O espaço a ser inaugurado servirá para "preservar o que é importante" para o escritor, já que um dia "o livro vai entrar na área de objeto de museu, está caminhando rapidamente para isso". No começo de seu discurso de posse na Academia Brasileira de Letras, ressalta Coelho, ele já citava uma frase de são Paulo que atestava que a glória do mundo é transitória.

"O mercado dos livros tem estado numa queda tremenda, e as pessoas cada vez leem menos. Não é culpa do mercado, é da linguagem", diz. Ele lembra que os antigos filósofos gregos deixavam só fragmentos de obras, muitas compiladas só por seus pupilos. E no lugar entrou hoje uma "verborragia gigantesca, todo mundo querendo escrever 'Ulysses'".

A literatura, diz Paulo Coelho, "foi se sofisticando desnecessariamente", e as pessoas se afastaram dela. A solução estaria na volta à simplicidade, ao aforismo, à comunicação direta. "A literatura mudou radicalmente, e não foi por causa da pandemia de agora. Mas pelo próprio fato de que a essência é o mais importante. Seu renascimento está ligado ao renascimento do pensamento."
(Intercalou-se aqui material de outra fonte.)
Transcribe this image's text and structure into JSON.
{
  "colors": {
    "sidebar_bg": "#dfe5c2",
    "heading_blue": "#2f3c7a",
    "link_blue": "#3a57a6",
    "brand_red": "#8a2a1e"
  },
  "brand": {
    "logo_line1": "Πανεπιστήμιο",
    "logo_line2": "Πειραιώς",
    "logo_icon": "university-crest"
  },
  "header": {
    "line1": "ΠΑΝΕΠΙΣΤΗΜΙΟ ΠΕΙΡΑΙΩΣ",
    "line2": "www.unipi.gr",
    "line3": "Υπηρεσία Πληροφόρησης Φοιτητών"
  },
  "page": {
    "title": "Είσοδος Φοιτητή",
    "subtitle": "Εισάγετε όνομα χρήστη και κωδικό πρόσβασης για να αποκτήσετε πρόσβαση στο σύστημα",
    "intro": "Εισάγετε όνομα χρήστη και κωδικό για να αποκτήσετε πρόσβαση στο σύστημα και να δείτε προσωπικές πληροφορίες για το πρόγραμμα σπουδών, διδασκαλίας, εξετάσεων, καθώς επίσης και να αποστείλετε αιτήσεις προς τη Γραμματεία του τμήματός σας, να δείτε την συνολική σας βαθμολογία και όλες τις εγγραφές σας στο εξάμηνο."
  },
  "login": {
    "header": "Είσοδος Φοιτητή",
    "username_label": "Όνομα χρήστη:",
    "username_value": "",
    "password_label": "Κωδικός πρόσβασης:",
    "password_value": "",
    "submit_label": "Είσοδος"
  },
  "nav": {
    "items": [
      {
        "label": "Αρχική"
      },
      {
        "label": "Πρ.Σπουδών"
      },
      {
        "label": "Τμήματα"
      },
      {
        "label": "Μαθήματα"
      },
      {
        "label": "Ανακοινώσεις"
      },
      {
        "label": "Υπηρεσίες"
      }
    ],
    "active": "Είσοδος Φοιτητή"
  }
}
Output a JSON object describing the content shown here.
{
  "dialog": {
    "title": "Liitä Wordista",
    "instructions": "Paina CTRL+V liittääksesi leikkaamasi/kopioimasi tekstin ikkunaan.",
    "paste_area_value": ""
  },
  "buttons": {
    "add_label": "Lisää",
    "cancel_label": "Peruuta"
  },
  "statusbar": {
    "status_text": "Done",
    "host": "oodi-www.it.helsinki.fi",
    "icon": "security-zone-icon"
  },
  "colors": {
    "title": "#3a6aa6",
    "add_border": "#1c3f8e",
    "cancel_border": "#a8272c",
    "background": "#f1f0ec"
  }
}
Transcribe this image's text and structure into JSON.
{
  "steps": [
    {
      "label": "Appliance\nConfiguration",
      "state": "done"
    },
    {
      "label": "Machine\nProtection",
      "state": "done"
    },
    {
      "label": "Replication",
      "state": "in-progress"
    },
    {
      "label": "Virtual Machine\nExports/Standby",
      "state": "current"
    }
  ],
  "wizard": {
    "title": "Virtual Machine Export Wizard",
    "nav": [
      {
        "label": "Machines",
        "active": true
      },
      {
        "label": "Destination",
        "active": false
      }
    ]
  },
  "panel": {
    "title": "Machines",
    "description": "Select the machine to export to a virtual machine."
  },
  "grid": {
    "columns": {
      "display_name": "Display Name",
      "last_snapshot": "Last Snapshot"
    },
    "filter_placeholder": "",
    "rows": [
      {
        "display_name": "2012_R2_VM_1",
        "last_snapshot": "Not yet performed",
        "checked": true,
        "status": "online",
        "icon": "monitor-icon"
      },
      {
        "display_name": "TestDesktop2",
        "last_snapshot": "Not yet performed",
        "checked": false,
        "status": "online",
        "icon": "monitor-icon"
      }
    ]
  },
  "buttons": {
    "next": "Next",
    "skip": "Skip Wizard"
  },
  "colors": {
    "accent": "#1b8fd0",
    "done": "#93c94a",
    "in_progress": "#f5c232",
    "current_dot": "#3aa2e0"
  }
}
Acompanhar essas reflexões é importante para entender o projeto de Coelho para sua fundação. O livro enquanto suporte pode estar perdendo importância, mas o conteúdo segue impávido, tão relevante como sempre foi —da mesma maneira, Coelho parece dar pouca importância à edificação do museu e muita às mensagens que ele dissemina.
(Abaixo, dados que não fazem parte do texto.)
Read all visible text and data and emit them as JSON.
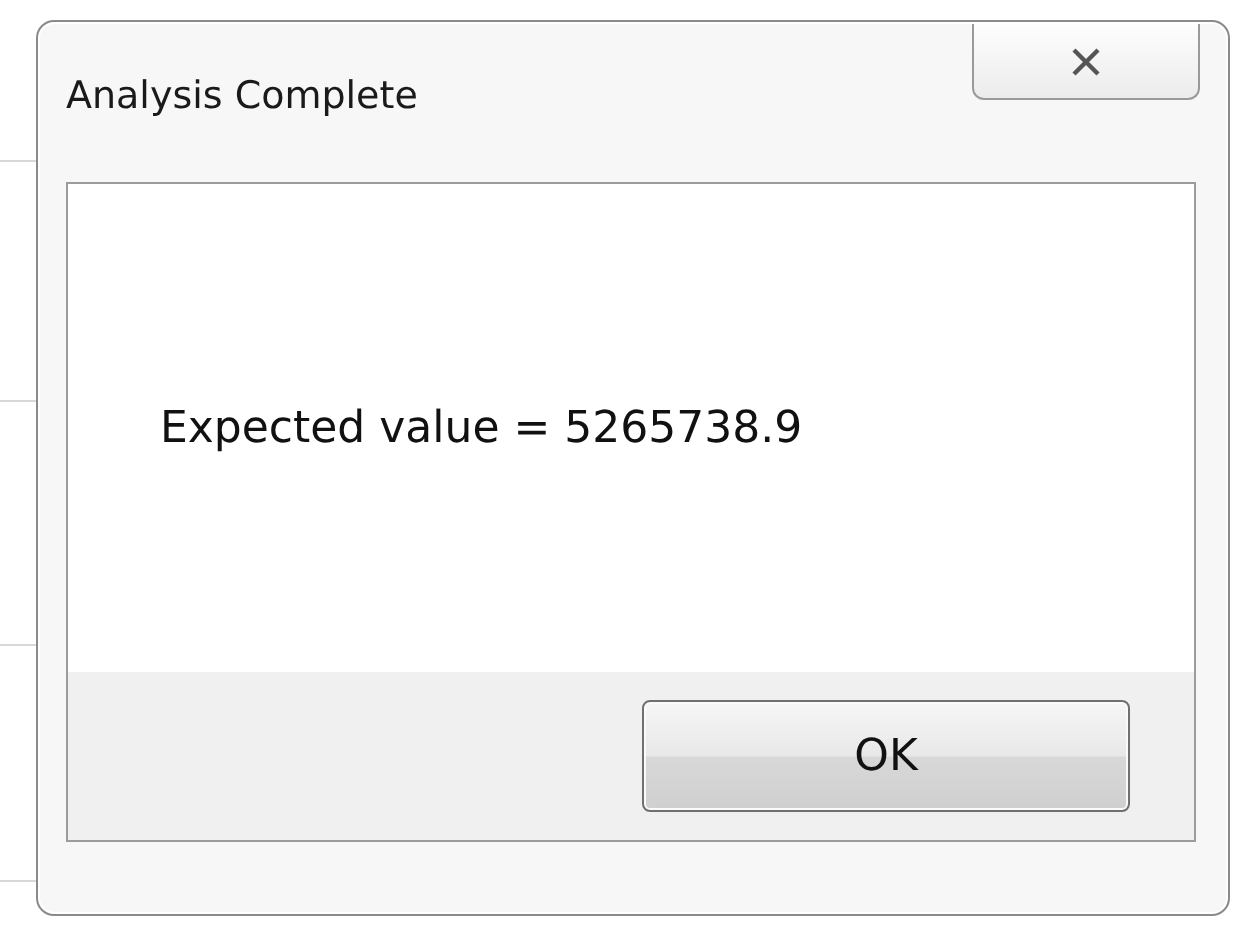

"Você não pode imaginar a quantidade de chaves que eu tenho", desabafa, sublinhando que a relevância de abrir esse prédio fica mais no terreno do simbólico. Ele se interrompe para lembrar de exortar as pessoas a visitar o espaço —isso quando ele for inaugurado, já que ele estava prestes a derrubar as fortificações do banco quando veio a pandemia. Os dois andares inferiores, aliás, vão abrigar exposições de sua mulher. Ele afirma a certa altura que acomodar as pinturas dela foi a principal razão da mudança.

Mas não deixa de falar com ternura de seus planos para uma outra sala bem apertada, a caixa-forte do ex-banco, onde cabem no máximo umas cinco pessoas. Por um motivo bem pessoal.
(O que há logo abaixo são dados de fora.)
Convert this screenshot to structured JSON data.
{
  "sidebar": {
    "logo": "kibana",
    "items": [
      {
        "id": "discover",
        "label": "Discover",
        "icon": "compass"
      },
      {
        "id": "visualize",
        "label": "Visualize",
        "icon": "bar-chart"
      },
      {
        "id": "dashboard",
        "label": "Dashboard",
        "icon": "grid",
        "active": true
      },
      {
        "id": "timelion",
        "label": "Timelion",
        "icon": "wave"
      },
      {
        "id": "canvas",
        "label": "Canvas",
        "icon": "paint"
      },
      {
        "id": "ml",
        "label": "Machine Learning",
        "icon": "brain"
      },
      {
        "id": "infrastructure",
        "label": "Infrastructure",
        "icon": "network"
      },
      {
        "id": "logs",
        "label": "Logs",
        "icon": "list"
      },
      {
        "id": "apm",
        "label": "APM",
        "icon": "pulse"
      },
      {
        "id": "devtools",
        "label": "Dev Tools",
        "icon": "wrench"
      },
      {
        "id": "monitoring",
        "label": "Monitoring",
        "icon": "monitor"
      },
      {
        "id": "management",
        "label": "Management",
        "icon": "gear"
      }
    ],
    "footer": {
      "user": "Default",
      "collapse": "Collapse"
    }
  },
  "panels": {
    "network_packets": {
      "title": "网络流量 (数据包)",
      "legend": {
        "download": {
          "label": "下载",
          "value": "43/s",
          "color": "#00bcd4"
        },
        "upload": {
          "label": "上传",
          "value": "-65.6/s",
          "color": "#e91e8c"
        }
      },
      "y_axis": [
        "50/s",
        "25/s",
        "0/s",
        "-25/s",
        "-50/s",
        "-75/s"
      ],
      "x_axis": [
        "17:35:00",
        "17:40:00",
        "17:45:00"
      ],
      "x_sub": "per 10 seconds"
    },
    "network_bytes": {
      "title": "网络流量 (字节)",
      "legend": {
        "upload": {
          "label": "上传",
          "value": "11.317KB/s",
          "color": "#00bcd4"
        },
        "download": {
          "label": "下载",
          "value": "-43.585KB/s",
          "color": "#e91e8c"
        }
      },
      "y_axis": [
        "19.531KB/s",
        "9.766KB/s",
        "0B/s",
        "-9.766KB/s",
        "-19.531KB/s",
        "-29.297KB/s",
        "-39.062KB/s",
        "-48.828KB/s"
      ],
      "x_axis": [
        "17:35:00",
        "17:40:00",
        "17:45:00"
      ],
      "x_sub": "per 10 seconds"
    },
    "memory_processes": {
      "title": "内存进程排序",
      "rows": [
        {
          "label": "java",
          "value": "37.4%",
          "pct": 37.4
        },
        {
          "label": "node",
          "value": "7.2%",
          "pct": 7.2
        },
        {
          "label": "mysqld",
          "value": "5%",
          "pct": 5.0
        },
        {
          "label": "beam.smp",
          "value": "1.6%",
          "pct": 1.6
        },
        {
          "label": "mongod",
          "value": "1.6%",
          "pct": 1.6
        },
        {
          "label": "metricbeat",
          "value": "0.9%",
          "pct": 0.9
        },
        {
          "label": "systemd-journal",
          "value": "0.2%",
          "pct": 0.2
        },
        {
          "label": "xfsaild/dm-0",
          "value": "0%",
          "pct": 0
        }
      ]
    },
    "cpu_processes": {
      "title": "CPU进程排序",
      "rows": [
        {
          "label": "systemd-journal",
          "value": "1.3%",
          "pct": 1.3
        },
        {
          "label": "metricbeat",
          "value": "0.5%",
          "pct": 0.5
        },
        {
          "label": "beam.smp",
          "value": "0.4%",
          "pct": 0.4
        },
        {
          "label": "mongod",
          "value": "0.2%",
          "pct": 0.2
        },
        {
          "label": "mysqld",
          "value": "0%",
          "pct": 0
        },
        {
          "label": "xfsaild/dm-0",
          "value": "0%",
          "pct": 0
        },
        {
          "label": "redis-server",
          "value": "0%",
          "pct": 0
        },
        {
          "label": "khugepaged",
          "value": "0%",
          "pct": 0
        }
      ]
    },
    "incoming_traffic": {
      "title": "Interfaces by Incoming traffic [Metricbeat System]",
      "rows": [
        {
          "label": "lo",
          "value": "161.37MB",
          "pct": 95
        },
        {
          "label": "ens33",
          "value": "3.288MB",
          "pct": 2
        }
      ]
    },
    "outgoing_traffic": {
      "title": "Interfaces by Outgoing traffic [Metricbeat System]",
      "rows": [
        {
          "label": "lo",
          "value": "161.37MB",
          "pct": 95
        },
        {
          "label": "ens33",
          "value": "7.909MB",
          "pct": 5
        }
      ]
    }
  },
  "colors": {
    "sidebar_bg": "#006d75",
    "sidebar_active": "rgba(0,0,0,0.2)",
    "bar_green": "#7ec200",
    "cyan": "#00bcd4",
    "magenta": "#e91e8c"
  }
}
“Eu fui preso e torturado [na época da ditadura militar]. Ficava numa espécie de cofre, um lugar à prova de som. Lembro que quando estava sendo empurrado para a sala de tortura, tropecei numa soleira”, diz, em referência ao pequeno degrau que delimita o interior de salas assim. "Vou fazer uma exposição virtual de uma sala de tortura, a história dos anos de chumbo da ditadura. Vamos homenagear todos os que foram torturados, os desaparecidos no Brasil.”

Coelho tem revisitado essa parte dolorosa de sua história de forma mais pública recentemente. Ele escreveu no jornal americano The Washington Post, no aniversário de 55 anos do golpe militar, um longo depoimento sobre as sessões de tortura pelas quais passou.

Também se confrontou com o passado quando “Não Diga que a Canção Está Perdida”, biografia de Raul Seixas que saiu há alguns meses pela Todavia, trouxe indícios de que o cantor teria tido algum papel em sua entrega aos militares.

Ele assente quando o repórter pergunta se o governo Bolsonaro tem feito com que ele pense mais nesse período de sua vida. "Mas falar é uma coisa, mostrar é outra", diz, em referência a seus planos.

Agora Coelho quer que seu acervo, com tudo o que vem junto de memória, esteja aberto para o mundo acessar a qualquer momento. As visitas ao prédio suíço da fundação, gratuitas, ganhariam assim um quê de peregrinação.

Para ilustrar o que quer dizer, o escritor recorda um aprendizado que teve no Japão, quando foi convidado para visitar o jardim que um poderoso empresário mantinha em casa. Ele relutou em aceitar, mas foi convencido ao saber que eram permitidas ali só quatro pessoas por dia.

“A minha ideia é essa coisa das quatro pessoas”, completa Coelho. Os andares de cima da fundação, suspira, serão para essas quatro pessoas.